Pendant les 30 premiers kilomètres, les trois hommes sont restés groupés, se testant mutuellement dans les montées et les descentes. Pour les suiveurs comme moi, habitués à couvrir ces événements, cette proximité était inhabituelle sur une distance aussi longue. Généralement, les écarts se creusent plus rapidement.
En 2023, lors d’une course en Espagne, j’avais vu Jornet distancer ses concurrents dès la première ascension significative. Cette fois-ci, la dynamique était différente. Chacun semblait vouloir jauger ses adversaires avant de placer une attaque.
L’accélération décisive de Walmsley
Le moment décisif est survenu après environ trois heures de course, au ravitaillement de Castello di Brolio (37,1 km). Dans la montée vers Monteluco, Jim Walmsley a accéléré brutalement, comme il sait si bien le faire. Cette attaque a surpris ses deux poursuivants qui n’ont pas pu suivre le rythme imposé par l’Américain.
Au 45ème kilomètre, l’écart était déjà de plusieurs minutes. Walmsley semblait voler sur les sentiers toscans, maintenant une cadence impressionnante malgré le terrain rendu boueux par les récentes précipitations.

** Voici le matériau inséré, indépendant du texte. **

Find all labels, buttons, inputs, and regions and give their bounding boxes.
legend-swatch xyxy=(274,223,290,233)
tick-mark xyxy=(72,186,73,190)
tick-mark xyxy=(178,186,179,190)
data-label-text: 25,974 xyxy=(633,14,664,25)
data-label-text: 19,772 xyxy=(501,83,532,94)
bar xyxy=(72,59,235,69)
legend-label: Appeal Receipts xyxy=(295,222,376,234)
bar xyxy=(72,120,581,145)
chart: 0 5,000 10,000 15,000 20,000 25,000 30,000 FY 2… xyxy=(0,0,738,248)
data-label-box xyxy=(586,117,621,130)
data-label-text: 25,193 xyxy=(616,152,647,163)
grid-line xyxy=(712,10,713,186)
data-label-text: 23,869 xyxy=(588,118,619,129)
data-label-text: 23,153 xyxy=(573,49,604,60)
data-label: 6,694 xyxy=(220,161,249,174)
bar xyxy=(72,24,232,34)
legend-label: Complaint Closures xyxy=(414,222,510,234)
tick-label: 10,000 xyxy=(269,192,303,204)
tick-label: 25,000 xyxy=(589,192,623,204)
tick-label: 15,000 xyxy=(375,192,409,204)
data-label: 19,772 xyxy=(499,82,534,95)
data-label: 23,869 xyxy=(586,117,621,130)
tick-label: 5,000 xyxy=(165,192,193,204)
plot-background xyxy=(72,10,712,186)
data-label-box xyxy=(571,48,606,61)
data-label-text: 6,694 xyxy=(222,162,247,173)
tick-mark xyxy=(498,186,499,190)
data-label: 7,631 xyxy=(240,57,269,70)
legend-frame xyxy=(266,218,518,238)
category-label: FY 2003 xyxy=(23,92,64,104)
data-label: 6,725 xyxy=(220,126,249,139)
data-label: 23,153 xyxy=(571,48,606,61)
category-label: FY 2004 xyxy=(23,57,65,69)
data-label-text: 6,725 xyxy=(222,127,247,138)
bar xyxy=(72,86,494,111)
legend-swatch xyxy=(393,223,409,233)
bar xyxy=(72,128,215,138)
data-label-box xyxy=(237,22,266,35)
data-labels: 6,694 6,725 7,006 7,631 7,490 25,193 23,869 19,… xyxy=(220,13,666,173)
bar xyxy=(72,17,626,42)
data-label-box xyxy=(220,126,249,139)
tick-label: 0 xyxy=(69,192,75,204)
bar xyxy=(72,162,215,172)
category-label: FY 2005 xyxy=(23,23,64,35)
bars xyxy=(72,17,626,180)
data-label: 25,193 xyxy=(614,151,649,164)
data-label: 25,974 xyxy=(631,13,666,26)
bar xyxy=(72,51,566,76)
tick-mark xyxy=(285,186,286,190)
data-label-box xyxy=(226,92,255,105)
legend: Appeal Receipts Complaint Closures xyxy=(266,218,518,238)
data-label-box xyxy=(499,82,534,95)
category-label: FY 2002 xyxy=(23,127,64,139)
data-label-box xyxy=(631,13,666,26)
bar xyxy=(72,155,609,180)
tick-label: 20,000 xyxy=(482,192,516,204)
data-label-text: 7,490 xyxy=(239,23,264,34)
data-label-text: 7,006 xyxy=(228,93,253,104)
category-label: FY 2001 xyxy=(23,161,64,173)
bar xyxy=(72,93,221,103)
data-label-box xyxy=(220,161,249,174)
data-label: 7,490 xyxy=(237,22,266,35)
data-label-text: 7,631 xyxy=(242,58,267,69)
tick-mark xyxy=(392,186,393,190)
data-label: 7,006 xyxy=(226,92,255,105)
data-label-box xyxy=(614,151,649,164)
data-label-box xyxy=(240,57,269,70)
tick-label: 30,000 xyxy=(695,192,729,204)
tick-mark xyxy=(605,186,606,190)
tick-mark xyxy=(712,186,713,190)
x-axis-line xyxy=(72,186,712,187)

L’an dernier, lors d’une interview exclusive, Walmsley m’avait expliqué sa philosophie de course : “Je préfère partir vite et risquer l’explosion plutôt que de courir avec des regrets.” Cette stratégie lui a parfois coûté cher, notamment lors de ses premières participations à l’UTMB. Mais aujourd’hui, à 35 ans, l’Américain semble avoir trouvé le parfait équilibre entre audace et gestion.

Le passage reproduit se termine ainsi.